Apenas una chica rubia que ya sabía manejar cámaras, que dejó a un costado la posibilidad de ser parte del Gran Hermano Famosos y se volcó por estar junto con Marcelo Tinelli en el Patinando por un sueño, y que declaraba con gesto ingenuo: “No me gustan los jugadores”.
El Ogro, por entonces delantero de Lanús, era un personaje que desbordaba de tamaño, de carácter, de anécdotas. Su presencia era inevitable en los boliches como Sunset, donde los noteros cazaban noticias como paparazzi con micrófono.
El cruce con Wanda no tardó en volverse mediático. Las cámaras los mostraron juntos en una de esas madrugadas tras una cena en Puerto Madero. Así, mientras ellos se desmentían con gestos ambiguos, todo era parte del show, hasta que dejó de serlo.
“Ya perdí la memoria de cuándo nos conocimos”, dijo el futbolista a un cronista de Los Profesionales, con tono entre la desidia y la picardía. Pero no era olvido. Era estrategia.
Wanda, por su parte, hablaba sin filtro, como solía hacerlo en esos años donde su espontaneidad era parte de su marca: “Sí, lo cago a trompadas si sale con otra”, respondió cuando le preguntaron por los celos.

Ese vínculo fue breve, pero tuvo la intensidad de lo que arde rápido. Y como todo lo que arde, dejó cenizas. Fabbiani explicó tiempo después en BDV: “Digamos que sí, salimos. Pero hacé de cuenta que no pasó nada”.
A ella no le alcanzó con olvidar. Quiso borrar. Denunció hostigamiento en una charla con revista Gente. Contó que el Ogro no aceptaba el final, que insistía con llamados, con mensajes, con gestos que cruzaban el límite de lo romántico: “Me seguía, no paraba de molestarme.
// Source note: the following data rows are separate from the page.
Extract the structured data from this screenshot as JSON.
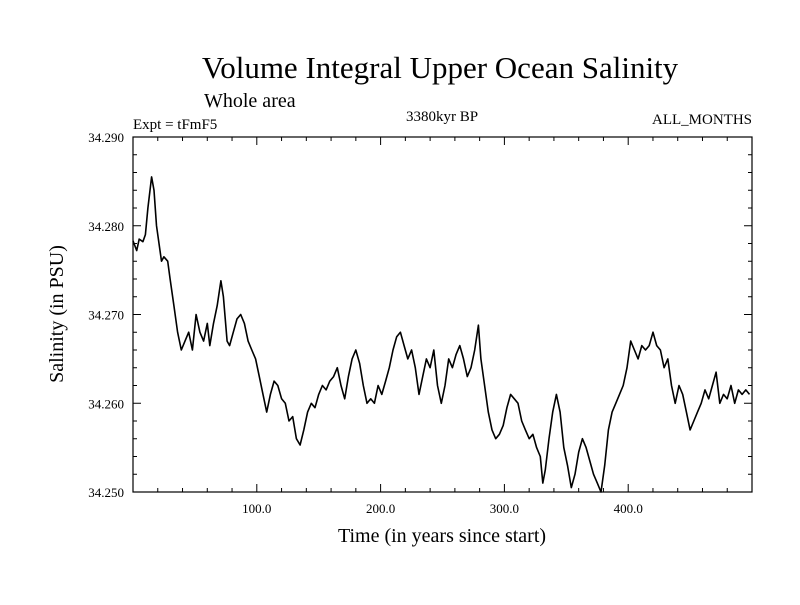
{
  "chart_data": {
    "type": "line",
    "title": "Volume Integral Upper Ocean Salinity",
    "subtitle": "Whole area",
    "annotations": {
      "left": "Expt = tFmF5",
      "center": "3380kyr BP",
      "right": "ALL_MONTHS"
    },
    "xlabel": "Time (in years since start)",
    "ylabel": "Salinity (in PSU)",
    "xlim": [
      0,
      500
    ],
    "ylim": [
      34.25,
      34.29
    ],
    "xticks": [
      100,
      200,
      300,
      400
    ],
    "xtick_labels": [
      "100.0",
      "200.0",
      "300.0",
      "400.0"
    ],
    "yticks": [
      34.25,
      34.26,
      34.27,
      34.28,
      34.29
    ],
    "ytick_labels": [
      "34.250",
      "34.260",
      "34.270",
      "34.280",
      "34.290"
    ],
    "grid": false,
    "series": [
      {
        "name": "Salinity",
        "color": "#000000",
        "points": [
          [
            0,
            34.2783
          ],
          [
            3,
            34.2772
          ],
          [
            5,
            34.2785
          ],
          [
            8,
            34.2782
          ],
          [
            10,
            34.279
          ],
          [
            12,
            34.282
          ],
          [
            15,
            34.2855
          ],
          [
            17,
            34.284
          ],
          [
            19,
            34.28
          ],
          [
            21,
            34.278
          ],
          [
            23,
            34.276
          ],
          [
            25,
            34.2765
          ],
          [
            28,
            34.276
          ],
          [
            30,
            34.274
          ],
          [
            33,
            34.271
          ],
          [
            36,
            34.268
          ],
          [
            39,
            34.266
          ],
          [
            42,
            34.267
          ],
          [
            45,
            34.268
          ],
          [
            48,
            34.266
          ],
          [
            51,
            34.27
          ],
          [
            54,
            34.268
          ],
          [
            57,
            34.267
          ],
          [
            60,
            34.269
          ],
          [
            62,
            34.2665
          ],
          [
            65,
            34.269
          ],
          [
            68,
            34.271
          ],
          [
            71,
            34.2738
          ],
          [
            73,
            34.272
          ],
          [
            76,
            34.267
          ],
          [
            78,
            34.2665
          ],
          [
            81,
            34.268
          ],
          [
            84,
            34.2695
          ],
          [
            87,
            34.27
          ],
          [
            90,
            34.269
          ],
          [
            93,
            34.267
          ],
          [
            96,
            34.266
          ],
          [
            99,
            34.265
          ],
          [
            102,
            34.263
          ],
          [
            105,
            34.261
          ],
          [
            108,
            34.259
          ],
          [
            111,
            34.261
          ],
          [
            114,
            34.2625
          ],
          [
            117,
            34.262
          ],
          [
            120,
            34.2605
          ],
          [
            123,
            34.26
          ],
          [
            126,
            34.258
          ],
          [
            129,
            34.2585
          ],
          [
            132,
            34.256
          ],
          [
            135,
            34.2553
          ],
          [
            138,
            34.257
          ],
          [
            141,
            34.259
          ],
          [
            144,
            34.26
          ],
          [
            147,
            34.2595
          ],
          [
            150,
            34.261
          ],
          [
            153,
            34.262
          ],
          [
            156,
            34.2615
          ],
          [
            159,
            34.2625
          ],
          [
            162,
            34.263
          ],
          [
            165,
            34.264
          ],
          [
            168,
            34.262
          ],
          [
            171,
            34.2605
          ],
          [
            174,
            34.263
          ],
          [
            177,
            34.265
          ],
          [
            180,
            34.266
          ],
          [
            183,
            34.2645
          ],
          [
            186,
            34.262
          ],
          [
            189,
            34.26
          ],
          [
            192,
            34.2605
          ],
          [
            195,
            34.26
          ],
          [
            198,
            34.262
          ],
          [
            201,
            34.261
          ],
          [
            204,
            34.2625
          ],
          [
            207,
            34.264
          ],
          [
            210,
            34.266
          ],
          [
            213,
            34.2675
          ],
          [
            216,
            34.268
          ],
          [
            219,
            34.2665
          ],
          [
            222,
            34.265
          ],
          [
            225,
            34.266
          ],
          [
            228,
            34.264
          ],
          [
            231,
            34.261
          ],
          [
            234,
            34.263
          ],
          [
            237,
            34.265
          ],
          [
            240,
            34.264
          ],
          [
            243,
            34.266
          ],
          [
            246,
            34.262
          ],
          [
            249,
            34.26
          ],
          [
            252,
            34.262
          ],
          [
            255,
            34.265
          ],
          [
            258,
            34.264
          ],
          [
            261,
            34.2655
          ],
          [
            264,
            34.2665
          ],
          [
            267,
            34.265
          ],
          [
            270,
            34.263
          ],
          [
            273,
            34.264
          ],
          [
            276,
            34.266
          ],
          [
            279,
            34.2688
          ],
          [
            281,
            34.265
          ],
          [
            284,
            34.262
          ],
          [
            287,
            34.259
          ],
          [
            290,
            34.257
          ],
          [
            293,
            34.256
          ],
          [
            296,
            34.2565
          ],
          [
            299,
            34.2575
          ],
          [
            302,
            34.2595
          ],
          [
            305,
            34.261
          ],
          [
            308,
            34.2605
          ],
          [
            311,
            34.26
          ],
          [
            314,
            34.258
          ],
          [
            317,
            34.257
          ],
          [
            320,
            34.256
          ],
          [
            323,
            34.2565
          ],
          [
            326,
            34.255
          ],
          [
            329,
            34.254
          ],
          [
            331,
            34.251
          ],
          [
            333,
            34.2525
          ],
          [
            336,
            34.256
          ],
          [
            339,
            34.259
          ],
          [
            342,
            34.261
          ],
          [
            345,
            34.259
          ],
          [
            348,
            34.255
          ],
          [
            351,
            34.253
          ],
          [
            354,
            34.2505
          ],
          [
            357,
            34.252
          ],
          [
            360,
            34.2545
          ],
          [
            363,
            34.256
          ],
          [
            366,
            34.255
          ],
          [
            369,
            34.2535
          ],
          [
            372,
            34.252
          ],
          [
            375,
            34.251
          ],
          [
            378,
            34.25
          ],
          [
            381,
            34.253
          ],
          [
            384,
            34.257
          ],
          [
            387,
            34.259
          ],
          [
            390,
            34.26
          ],
          [
            393,
            34.261
          ],
          [
            396,
            34.262
          ],
          [
            399,
            34.264
          ],
          [
            402,
            34.267
          ],
          [
            405,
            34.266
          ],
          [
            408,
            34.265
          ],
          [
            411,
            34.2665
          ],
          [
            414,
            34.266
          ],
          [
            417,
            34.2665
          ],
          [
            420,
            34.268
          ],
          [
            423,
            34.2665
          ],
          [
            426,
            34.266
          ],
          [
            429,
            34.264
          ],
          [
            432,
            34.265
          ],
          [
            435,
            34.262
          ],
          [
            438,
            34.26
          ],
          [
            441,
            34.262
          ],
          [
            444,
            34.261
          ],
          [
            447,
            34.259
          ],
          [
            450,
            34.257
          ],
          [
            453,
            34.258
          ],
          [
            456,
            34.259
          ],
          [
            459,
            34.26
          ],
          [
            462,
            34.2615
          ],
          [
            465,
            34.2605
          ],
          [
            468,
            34.262
          ],
          [
            471,
            34.2635
          ],
          [
            474,
            34.26
          ],
          [
            477,
            34.261
          ],
          [
            480,
            34.2605
          ],
          [
            483,
            34.262
          ],
          [
            486,
            34.26
          ],
          [
            489,
            34.2615
          ],
          [
            492,
            34.261
          ],
          [
            495,
            34.2615
          ],
          [
            498,
            34.261
          ]
        ]
      }
    ]
  }
}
Tanto que tuve que cambiar el teléfono. ¿Sabés lo que hizo? Me mandó un celular al teatro para poder llamarme a ese número. Se lo devolví, obvio. Son muy grasas, te quieren comprar con guita". El final fue feroz. El recuerdo, imborrable.
Para entonces, Wanda ya se había acercado a Maxi López. Y más tarde vendría Mauro Icardi, las tapas de revistas europeas, los escándalos globales. Pero todo eso vino después. Antes, hubo una historia mal cerrada con un jugador que también prefería la noche a los entrenamientos.
Y entonces, en pleno 2025, Amalia Granata dice una frase y las luces de Sunset vuelven a encenderse. El boliche, los flashes, los cronistas, el vértigo de una ciudad que ya no existe. Uma tenía razón: su madre podría haber estado ahí, en el Chateau, gritando. Pero eligió otro camino. Y ahora, como si el tiempo no hubiera pasado, lanzó una frase y reescribió el recuerdo colectivo. Y el pasado, a veces, regresa con las risas de una hija.